RELIGIOUS legislation brings both law and religion into disrepute.
THE so-called “civil Sabbath” could not stand a day if deprived of its religious support.
THE right of the people to be free is as much a right on Sunday as on any other day of the week.
THE law can justify or condemn, but it has no power to reform. Hence moral reforms are not promoted by legislation.
THE reason why some people do not have a “quiet Sabbath” is that they are too much concerned with what other people are doing on that day.
A RIGHT of conscience is not a right to interfere with the liberty of others, but one affecting only the conscience and conduct of the individual claiming it.
SINCE legislation represents the will of the majority, religious legislation depends for justification upon the utterly fallacious idea that the majority in religion must be in the right.
THE province of religion is not to increase the population of the jails, but to add souls to the kingdom of God.
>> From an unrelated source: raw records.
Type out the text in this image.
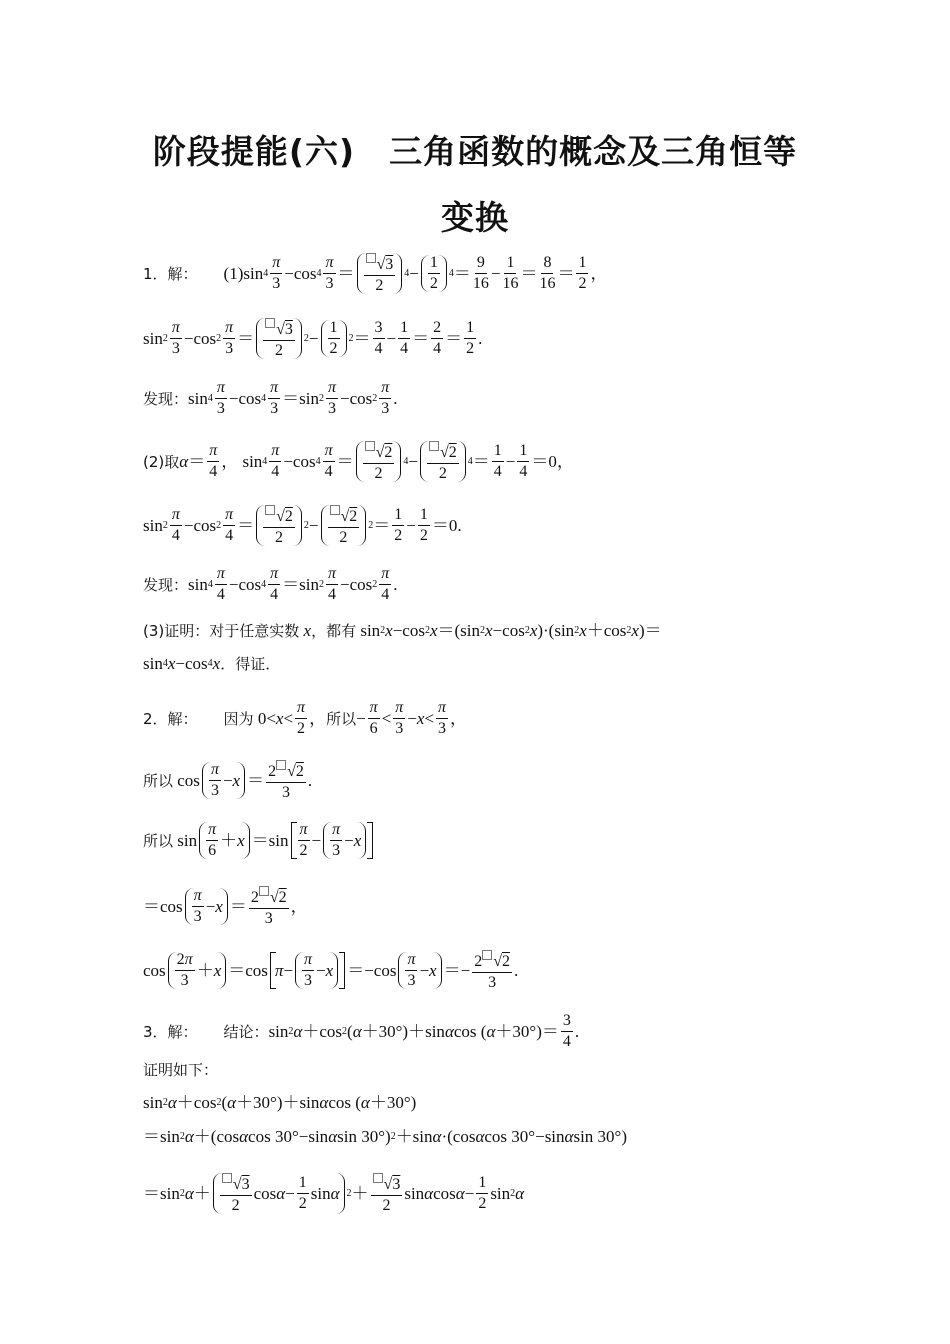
阶段提能(六)　三角函数的概念及三角恒等
变换
1．解： (1) $\sin 4 \frac{\pi}{3} -\cos$ $4 \frac{\pi}{3} = \frac{√3}{2} 4 - \frac{1}{2} 4 = \frac{9}{16} - \frac{1}{16} = \frac{8}{16} = \frac{1}{2}$ ，
$\sin 2 \frac{\pi}{3} -\cos$ $2 \frac{\pi}{3} = \frac{√3}{2} 2 - \frac{1}{2} 2 = \frac{3}{4} - \frac{1}{4} = \frac{2}{4} = \frac{1}{2}$ .
发现： $\sin 4 \frac{\pi}{3} -\cos$ $4 \frac{\pi}{3} =\sin$ $2 \frac{\pi}{3} -\cos$ $2 \frac{\pi}{3}$ .
(2)取 $\alpha = \frac{\pi}{4}$ ， $\sin 4 \frac{\pi}{4} -\cos$ $4 \frac{\pi}{4} = \frac{√2}{2} 4 - \frac{√2}{2} 4 = \frac{1}{4} - \frac{1}{4} =0$，
$\sin 2 \frac{\pi}{4} -\cos$ $2 \frac{\pi}{4} = \frac{√2}{2} 2 - \frac{√2}{2} 2 = \frac{1}{2} - \frac{1}{2} =0$.
发现： $\sin 4 \frac{\pi}{4} -\cos$ $4 \frac{\pi}{4} =\sin$ $2 \frac{\pi}{4} -\cos$ $2 \frac{\pi}{4}$ .
(3)证明： 对于任意实数
x ，都有 sin 2 x −cos 2 x ＝(sin 2 x −cos 2 x )·(sin 2 x ＋cos 2 x )＝
sin 4 x −cos 4 x ．得证．
2．解： 因为 $0< x < \frac{\pi}{2}$ ， 所以 − $\frac{\pi}{6} < \frac{\pi}{3} - x < \frac{\pi}{3}$ ，
所以 $\cos \frac{\pi}{3} - x = \frac{2 √2}{3}$ .
所以 $\sin \frac{\pi}{6} + x =\sin \frac{\pi}{2} - \frac{\pi}{3} - x$
$=\cos \frac{\pi}{3} - x = \frac{2 √2}{3}$ ，
$\cos \frac{2\pi}{3} + x =\cos$ $\pi - \frac{\pi}{3} - x =-\cos \frac{\pi}{3} - x =- \frac{2 √2}{3}$ .
3．解： 结论： sin 2 α ＋cos 2 ( α ＋30°)＋sin α cos ( $\alpha +30^\circ)= \frac{3}{4}$ .
证明如下：
sin 2 α ＋cos 2 ( α ＋30°)＋sin α cos ( α ＋30°)
＝sin 2 α ＋(cos α cos 30°−sin α sin 30°) 2 ＋sin α ·(cos α cos 30°−sin α sin 30°)
＝sin 2 $\alpha + \frac{√3}{2}$ $\cos \alpha - \frac{1}{2}$ sin α $2 + \frac{√3}{2}$ sin α $\cos \alpha - \frac{1}{2}$ sin 2 α
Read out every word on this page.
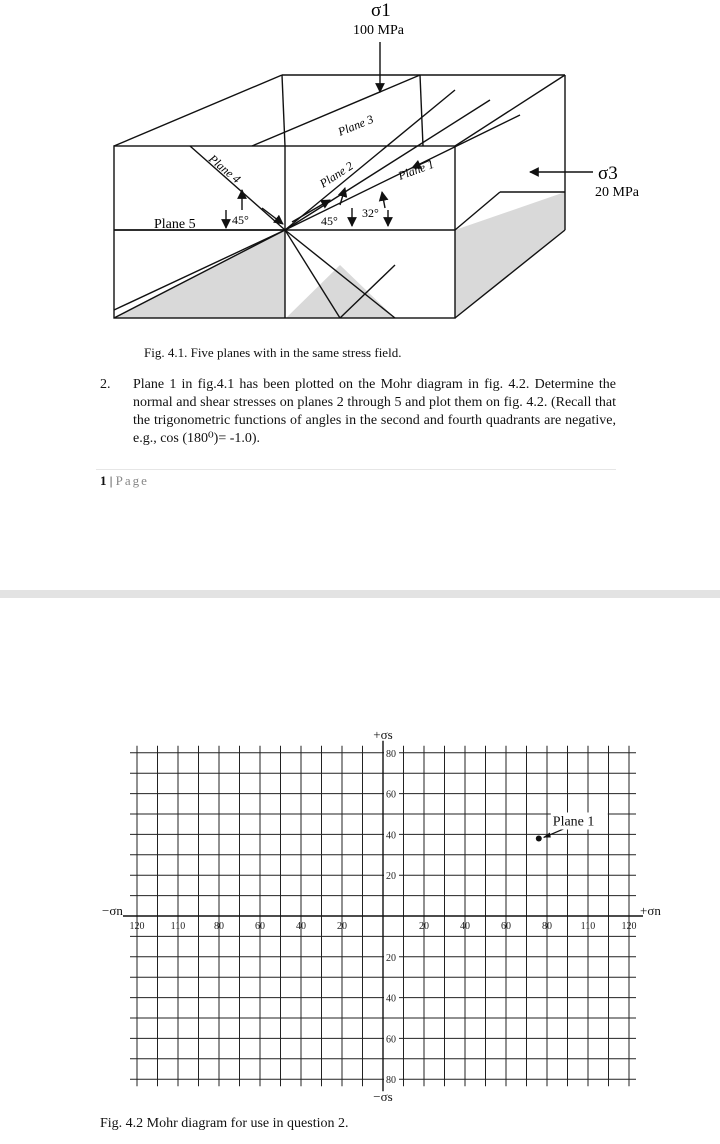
σ1
100 MPa
σ3
20 MPa
Plane 1
Plane 2
Plane 3
Plane 4
Plane 5	45°	45°
32°
Fig. 4.1. Five planes with in the same stress field.
2. Plane 1 in fig.4.1 has been plotted on the Mohr diagram in fig. 4.2. Determine the normal and shear stresses on planes 2 through 5 and plot them on fig. 4.2. (Recall that the trigonometric functions of angles in the second and fourth quadrants are negative, e.g., cos (180⁰)= -1.0).
1 | Page
+σs
−σs
−σn	+σn
120	110	80	60	40	20	20	40	60	80	110	120
80
60
40
20
20
40
60
80
Plane 1
Fig. 4.2 Mohr diagram for use in question 2.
At least this is the province of Christianity. Hence it has no need for a Sunday law.
THE rights of all men are equal; and all men, as regards their rights, are equal. One man or class of men, cannot have a right which demands the subversion of the rights of others.
A WEEKLY day of rest is either the Sabbath of the Lord which he set apart at creation, or a counterfeit of it; and as such it must be a religious institution, and the resting upon it must be a religious act.